One week in Washington, D.C. didn't give Gabriel Alan Lozano González the idea. It gave him confidence that his idea was worth the work, and the network to begin proving it.
When Gabriel arrived at TWC's Capitol Immersion Program, he was already building NAE, an independent think tank in northern Mexico designed to fill a gap no one else was addressing rigorous, nonpartisan analysis connecting a rapidly integrating border economy to the policymakers in Washington who shape it. He came looking for a system. He found one.
That’s what brought him to TWC’s Capitol Immersion Program.
I wasn’t looking for a credential. I was looking for a system.”
Gabriel Lozano

There is a specific kind of moment where TWC’s short-term programs are built for, not the scheduled sessions, but what happens inside them. For Gabriel, it came during a conversation on the role of think tanks in policymaking, when he mentioned he was in the early stages of building one in northern Mexico.
The conversation didn’t slow down. It accelerated. Speakers Patrick Cole, Charmaine Yoest and TWC President Kim Churches, engaged directly, not with polite interest, but with genuine questions. In Washington, where everyone is building something, the people who ask a second question tell you something important.

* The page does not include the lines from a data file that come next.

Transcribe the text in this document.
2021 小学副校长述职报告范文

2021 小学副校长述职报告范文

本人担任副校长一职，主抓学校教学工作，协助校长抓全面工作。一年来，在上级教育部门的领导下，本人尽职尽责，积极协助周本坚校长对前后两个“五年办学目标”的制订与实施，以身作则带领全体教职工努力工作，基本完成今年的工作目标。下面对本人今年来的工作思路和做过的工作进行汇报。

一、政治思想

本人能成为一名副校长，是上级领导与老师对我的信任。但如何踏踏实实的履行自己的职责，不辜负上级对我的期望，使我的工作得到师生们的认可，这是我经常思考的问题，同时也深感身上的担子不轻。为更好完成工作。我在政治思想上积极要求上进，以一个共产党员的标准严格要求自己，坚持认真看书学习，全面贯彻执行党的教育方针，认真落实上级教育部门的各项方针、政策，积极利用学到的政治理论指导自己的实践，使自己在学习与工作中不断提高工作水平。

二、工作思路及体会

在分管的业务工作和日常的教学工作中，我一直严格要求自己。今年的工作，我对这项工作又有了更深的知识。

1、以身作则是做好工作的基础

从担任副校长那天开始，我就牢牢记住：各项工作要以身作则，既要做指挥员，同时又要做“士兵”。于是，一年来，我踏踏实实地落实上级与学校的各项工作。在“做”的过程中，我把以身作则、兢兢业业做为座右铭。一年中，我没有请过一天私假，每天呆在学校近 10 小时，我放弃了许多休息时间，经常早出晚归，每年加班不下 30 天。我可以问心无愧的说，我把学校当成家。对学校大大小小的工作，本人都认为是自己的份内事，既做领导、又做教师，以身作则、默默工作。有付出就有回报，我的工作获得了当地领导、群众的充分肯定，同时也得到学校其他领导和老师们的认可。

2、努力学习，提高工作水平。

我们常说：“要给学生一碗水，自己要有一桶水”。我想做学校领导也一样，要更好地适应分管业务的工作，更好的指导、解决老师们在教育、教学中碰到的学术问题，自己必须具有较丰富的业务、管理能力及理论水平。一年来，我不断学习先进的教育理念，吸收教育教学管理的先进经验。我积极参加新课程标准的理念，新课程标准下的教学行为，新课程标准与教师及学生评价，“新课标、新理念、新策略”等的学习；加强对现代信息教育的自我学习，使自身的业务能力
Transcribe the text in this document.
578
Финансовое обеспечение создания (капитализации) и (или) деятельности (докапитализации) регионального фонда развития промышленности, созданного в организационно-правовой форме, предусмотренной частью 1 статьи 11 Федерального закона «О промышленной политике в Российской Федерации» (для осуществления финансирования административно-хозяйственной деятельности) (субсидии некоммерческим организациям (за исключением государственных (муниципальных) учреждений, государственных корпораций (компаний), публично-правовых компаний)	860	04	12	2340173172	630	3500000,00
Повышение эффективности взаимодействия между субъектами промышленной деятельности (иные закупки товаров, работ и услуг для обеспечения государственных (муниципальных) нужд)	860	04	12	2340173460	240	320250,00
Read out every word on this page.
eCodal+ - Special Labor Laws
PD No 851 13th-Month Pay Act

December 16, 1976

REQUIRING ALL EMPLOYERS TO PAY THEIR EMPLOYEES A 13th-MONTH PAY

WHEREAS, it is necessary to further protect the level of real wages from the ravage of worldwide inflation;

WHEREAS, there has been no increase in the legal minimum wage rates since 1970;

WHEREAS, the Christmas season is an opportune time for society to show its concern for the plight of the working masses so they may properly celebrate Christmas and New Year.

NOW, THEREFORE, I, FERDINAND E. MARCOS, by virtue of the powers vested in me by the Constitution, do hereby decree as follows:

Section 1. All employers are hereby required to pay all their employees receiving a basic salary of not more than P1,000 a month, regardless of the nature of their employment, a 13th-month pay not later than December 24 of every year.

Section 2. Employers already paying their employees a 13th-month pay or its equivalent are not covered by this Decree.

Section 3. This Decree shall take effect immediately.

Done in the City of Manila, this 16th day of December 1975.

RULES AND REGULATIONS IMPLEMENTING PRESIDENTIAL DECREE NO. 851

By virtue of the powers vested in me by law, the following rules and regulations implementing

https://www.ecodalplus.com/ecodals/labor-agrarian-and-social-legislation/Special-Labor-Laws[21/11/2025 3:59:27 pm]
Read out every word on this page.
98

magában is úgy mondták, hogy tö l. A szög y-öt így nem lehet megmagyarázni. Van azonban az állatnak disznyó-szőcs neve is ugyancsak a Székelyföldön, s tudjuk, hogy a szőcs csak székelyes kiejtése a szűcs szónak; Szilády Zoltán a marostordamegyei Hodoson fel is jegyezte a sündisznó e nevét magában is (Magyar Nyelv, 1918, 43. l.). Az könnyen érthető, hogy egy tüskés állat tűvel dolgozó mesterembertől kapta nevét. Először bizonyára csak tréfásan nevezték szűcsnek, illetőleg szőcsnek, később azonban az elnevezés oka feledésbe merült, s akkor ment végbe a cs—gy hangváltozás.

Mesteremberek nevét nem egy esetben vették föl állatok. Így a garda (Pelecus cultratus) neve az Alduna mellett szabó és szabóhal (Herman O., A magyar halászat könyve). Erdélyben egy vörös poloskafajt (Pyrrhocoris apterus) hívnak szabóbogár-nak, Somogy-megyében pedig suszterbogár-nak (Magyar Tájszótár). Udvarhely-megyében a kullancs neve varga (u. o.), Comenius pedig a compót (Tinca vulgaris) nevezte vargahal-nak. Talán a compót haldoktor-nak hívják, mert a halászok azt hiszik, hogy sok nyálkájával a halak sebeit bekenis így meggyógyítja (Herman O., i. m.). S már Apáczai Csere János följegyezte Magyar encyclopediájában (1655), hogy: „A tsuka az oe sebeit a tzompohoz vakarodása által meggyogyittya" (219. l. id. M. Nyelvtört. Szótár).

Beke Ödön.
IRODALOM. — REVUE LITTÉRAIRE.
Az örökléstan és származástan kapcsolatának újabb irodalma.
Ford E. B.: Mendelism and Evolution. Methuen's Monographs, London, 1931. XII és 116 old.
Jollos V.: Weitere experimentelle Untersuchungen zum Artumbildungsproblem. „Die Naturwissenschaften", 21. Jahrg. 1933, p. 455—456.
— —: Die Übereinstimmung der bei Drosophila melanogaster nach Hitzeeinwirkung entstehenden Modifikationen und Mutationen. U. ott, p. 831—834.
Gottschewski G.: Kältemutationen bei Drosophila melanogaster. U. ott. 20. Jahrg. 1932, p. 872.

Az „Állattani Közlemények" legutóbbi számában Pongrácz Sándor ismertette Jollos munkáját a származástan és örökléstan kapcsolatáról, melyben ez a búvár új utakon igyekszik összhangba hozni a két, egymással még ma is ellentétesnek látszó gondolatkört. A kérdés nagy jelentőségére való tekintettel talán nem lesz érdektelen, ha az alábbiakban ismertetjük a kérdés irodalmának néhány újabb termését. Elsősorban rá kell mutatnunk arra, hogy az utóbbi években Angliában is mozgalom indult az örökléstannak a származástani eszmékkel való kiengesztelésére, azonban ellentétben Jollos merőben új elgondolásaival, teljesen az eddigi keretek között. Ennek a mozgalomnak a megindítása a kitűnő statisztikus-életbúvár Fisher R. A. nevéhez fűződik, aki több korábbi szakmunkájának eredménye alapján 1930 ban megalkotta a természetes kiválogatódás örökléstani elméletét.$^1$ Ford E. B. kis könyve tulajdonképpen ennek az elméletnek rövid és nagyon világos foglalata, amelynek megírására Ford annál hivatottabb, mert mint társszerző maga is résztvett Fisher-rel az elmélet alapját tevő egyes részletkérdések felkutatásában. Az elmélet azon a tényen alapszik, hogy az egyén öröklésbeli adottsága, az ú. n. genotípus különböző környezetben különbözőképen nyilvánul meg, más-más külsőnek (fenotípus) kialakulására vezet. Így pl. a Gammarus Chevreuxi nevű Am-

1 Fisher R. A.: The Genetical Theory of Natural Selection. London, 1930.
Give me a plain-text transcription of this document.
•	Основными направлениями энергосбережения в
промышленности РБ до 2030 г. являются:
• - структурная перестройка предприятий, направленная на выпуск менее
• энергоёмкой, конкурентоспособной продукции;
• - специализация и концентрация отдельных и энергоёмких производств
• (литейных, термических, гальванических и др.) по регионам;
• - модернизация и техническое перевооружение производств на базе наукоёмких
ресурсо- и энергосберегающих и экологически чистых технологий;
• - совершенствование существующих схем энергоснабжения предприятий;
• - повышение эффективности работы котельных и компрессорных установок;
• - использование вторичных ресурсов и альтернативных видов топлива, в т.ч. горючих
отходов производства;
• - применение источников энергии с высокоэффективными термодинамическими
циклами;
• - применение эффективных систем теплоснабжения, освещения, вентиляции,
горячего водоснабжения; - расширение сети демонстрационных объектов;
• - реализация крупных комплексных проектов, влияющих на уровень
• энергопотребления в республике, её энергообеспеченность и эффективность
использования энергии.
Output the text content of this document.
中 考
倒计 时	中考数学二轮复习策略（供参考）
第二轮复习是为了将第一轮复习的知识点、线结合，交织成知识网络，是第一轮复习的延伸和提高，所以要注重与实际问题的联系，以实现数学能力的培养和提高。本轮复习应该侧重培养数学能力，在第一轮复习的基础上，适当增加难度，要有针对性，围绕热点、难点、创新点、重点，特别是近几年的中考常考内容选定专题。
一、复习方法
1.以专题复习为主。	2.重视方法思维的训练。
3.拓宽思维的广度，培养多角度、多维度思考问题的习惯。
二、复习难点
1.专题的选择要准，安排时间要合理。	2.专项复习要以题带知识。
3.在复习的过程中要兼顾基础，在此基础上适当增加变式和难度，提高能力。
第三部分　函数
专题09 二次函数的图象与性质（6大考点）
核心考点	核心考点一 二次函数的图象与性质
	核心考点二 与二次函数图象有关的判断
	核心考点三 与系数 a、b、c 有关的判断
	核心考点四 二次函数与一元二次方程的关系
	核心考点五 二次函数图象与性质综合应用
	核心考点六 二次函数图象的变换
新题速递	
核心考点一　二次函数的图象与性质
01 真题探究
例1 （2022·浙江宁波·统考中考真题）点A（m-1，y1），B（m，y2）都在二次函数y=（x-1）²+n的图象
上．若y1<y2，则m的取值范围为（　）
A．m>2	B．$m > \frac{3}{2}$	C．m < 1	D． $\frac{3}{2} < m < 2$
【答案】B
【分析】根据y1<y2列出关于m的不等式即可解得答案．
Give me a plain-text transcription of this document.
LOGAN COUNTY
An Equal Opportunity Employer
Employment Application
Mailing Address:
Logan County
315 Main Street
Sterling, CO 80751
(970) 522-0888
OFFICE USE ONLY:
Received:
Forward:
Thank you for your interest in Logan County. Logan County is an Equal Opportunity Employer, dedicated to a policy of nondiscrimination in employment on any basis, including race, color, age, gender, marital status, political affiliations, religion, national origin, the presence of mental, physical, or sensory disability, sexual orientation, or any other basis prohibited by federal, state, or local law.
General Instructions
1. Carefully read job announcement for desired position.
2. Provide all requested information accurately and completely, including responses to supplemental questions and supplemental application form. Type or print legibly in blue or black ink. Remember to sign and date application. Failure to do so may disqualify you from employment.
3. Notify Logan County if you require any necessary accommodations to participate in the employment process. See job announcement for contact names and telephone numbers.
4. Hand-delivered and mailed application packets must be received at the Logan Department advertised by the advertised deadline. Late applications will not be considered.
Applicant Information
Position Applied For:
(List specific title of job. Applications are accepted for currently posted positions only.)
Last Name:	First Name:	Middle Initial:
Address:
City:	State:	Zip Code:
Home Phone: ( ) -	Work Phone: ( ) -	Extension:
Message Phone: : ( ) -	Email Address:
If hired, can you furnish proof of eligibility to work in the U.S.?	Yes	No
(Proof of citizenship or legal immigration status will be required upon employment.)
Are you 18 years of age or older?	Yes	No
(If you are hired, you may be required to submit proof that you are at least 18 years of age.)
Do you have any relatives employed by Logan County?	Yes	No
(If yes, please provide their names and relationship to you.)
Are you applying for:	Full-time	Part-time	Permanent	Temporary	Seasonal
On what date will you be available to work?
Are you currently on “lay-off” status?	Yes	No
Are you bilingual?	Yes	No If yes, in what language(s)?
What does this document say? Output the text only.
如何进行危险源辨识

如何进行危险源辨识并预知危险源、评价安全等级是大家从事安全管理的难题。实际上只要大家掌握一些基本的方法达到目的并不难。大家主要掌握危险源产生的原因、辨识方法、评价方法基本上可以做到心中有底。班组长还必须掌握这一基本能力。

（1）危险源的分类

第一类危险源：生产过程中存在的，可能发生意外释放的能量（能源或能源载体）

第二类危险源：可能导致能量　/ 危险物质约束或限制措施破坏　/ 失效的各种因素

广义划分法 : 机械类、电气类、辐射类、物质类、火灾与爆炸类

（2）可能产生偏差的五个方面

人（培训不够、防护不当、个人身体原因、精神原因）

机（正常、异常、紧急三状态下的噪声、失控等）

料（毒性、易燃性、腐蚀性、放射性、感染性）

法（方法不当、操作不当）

The most valuable thing TWC gave me in that moment was not information. It was legitimacy—the sense that this kind of project, built at the binational frontier, was worth taking seriously.”
Gabriel Lozano
Before the program, he understood Washington the way most people do from the outside: as a system of institutions. The program gave him a second map. Underneath the visible architecture, D.C. runs on something far less visible and far more decisive, a continuous, overlapping exchange between think tanks, advocacy organizations, government staff and the individuals who move between all of them.
He left with a higher standard and a clearer understanding of the relational architecture his institution would need to build. Not a template. A set of principles he had observed in practice.
What he would tell a student on the fence:
The hesitation you feel is probably the most important reason to apply. Come with your questions, your context, and your ambition. The experience will show you more clearly than almost anything else, what becomes possible when you bring them into the right room.”
Gabriel Lozano

Gabriel returned home with something his regional peers couldn’t replicate: a network that extends beyond his ecosystem, a clearer understanding of how decisions get made at the federal level, and the beginning of relationships he intends to build on for the rest of his career.
TWC didn’t give him the idea. It gave him confidence that the idea was worth the work.